Qualche settimana fa ho scritto quello che mi piace, oggi giornata uggiosa fuori e di speranza dentro, elenco quello che non mi piace – che ricordarselo non fa male.
Il silenzio, ma solo quando le parole sarebbero meglio, qualsiasi cosa debbano dire.
Le promesse non mantenute e le questioni irrisolte.
Il pesce cucinato con il pomodoro e qualsiasi cosa cucinata con il vino, se non lo fai sfumare.
I debiti, economici e di cuore.
Il senso di colpa che pure con fatica sto cercando di togliermi, cercando di fare bene (ovvero come mi sento di fare) sin da subito, per non fare pasticci.
Le mail (o i messaggi) che iniziano con ‘Ciao,‘.
Dire che qualcuno è ‘carino e gentile’.
I primi momenti di conoscenza: sono scomodi, complessi, spesso complicati da pregiudizi e sovrastrutture evidentemente di troppo.
Sentirmi troppo quando invece vorrei solo essere abbastanza.
Alessandro Baricco e i suoi piedi nudi esposti in ogni dove.

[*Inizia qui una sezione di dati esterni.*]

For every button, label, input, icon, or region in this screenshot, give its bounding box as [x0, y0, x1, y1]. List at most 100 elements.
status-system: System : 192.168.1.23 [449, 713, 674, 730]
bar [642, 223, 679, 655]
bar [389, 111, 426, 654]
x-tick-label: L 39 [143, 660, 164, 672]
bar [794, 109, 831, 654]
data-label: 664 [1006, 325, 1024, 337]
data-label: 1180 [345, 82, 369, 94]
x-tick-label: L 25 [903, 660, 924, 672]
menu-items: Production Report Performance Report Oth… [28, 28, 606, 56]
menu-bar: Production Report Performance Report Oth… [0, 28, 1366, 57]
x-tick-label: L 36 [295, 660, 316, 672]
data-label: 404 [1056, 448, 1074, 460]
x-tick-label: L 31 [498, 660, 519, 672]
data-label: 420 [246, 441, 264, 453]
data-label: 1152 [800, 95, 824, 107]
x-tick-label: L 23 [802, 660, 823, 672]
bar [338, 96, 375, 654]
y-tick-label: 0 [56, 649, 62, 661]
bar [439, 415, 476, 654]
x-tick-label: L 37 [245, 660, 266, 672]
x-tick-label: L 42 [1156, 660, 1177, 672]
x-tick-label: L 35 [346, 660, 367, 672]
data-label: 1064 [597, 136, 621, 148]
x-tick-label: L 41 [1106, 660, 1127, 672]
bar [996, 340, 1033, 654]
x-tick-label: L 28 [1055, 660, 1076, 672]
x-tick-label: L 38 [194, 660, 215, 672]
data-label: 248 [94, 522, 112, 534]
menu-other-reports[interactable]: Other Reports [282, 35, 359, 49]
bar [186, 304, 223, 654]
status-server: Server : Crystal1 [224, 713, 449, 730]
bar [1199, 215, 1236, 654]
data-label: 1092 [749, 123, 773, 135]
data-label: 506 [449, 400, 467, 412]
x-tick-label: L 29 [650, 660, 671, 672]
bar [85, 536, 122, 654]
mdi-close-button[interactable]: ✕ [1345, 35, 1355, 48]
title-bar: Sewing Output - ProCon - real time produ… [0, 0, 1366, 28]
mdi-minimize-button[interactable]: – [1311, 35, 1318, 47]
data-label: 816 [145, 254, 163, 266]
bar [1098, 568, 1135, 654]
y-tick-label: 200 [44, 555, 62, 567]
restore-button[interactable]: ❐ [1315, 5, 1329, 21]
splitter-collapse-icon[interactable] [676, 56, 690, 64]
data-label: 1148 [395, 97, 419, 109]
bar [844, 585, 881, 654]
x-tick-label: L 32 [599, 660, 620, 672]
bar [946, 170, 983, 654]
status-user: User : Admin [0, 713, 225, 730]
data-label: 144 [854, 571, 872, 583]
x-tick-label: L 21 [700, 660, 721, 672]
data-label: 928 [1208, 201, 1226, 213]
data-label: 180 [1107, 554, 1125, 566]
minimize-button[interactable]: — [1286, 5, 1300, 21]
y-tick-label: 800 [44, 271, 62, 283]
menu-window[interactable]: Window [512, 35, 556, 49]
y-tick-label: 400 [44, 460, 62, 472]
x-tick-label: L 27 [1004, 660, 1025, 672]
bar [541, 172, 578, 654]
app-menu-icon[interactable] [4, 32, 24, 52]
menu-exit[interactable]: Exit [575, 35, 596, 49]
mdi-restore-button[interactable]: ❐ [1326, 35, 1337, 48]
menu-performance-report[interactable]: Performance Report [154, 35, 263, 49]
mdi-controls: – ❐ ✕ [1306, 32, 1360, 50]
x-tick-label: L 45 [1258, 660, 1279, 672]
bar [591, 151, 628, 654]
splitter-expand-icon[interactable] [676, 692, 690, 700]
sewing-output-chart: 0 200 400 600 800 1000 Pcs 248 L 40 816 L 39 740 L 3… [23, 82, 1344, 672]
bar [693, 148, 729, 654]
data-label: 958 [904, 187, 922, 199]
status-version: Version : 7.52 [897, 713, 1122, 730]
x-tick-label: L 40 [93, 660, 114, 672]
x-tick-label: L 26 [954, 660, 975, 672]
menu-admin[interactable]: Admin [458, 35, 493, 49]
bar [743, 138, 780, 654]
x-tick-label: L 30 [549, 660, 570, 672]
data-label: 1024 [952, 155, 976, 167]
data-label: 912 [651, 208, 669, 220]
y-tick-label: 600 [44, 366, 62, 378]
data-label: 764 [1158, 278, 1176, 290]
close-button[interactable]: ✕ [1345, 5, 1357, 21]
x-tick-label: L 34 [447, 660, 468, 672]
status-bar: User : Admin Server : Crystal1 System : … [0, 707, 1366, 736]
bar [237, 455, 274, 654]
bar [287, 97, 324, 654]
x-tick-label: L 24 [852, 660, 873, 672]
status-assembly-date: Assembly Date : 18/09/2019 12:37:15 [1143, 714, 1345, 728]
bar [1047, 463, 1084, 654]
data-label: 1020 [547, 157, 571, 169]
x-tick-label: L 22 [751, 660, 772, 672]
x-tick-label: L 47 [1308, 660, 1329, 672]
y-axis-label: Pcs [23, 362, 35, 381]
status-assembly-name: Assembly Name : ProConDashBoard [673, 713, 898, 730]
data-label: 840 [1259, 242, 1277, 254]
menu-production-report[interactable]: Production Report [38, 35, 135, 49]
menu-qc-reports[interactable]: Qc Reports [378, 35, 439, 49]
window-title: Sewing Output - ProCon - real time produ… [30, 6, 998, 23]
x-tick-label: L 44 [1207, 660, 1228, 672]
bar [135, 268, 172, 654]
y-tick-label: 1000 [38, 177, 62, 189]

La gerarchia e la formalità.
La mia casa silenziosa nei momenti in cui mi basterebbe anche solo sentire il respiro di qualcun altro.
Le calze che pure indosso perché ho imparato sulla mia pelle che se no mi ammalo.
La fiducia (mia) mal riposta.
Leggere poco.
Non essere più capace di guardare la TV da sola.
Andare dal parrucchiere.
Non riuscire a ridere di qualcosa: fossero anche le mie sfighe vuoi non trovarlo un lato divertente?
Non riuscire a farmi capire. Potrei mangiare pesce col pomodoro per anni, cenare con Baricco scalzo e leggere solo mail che iniziano con ‘Ciao,’, ma preferirei essere capita, sempre. Soprattutto da chi mi vuole bene.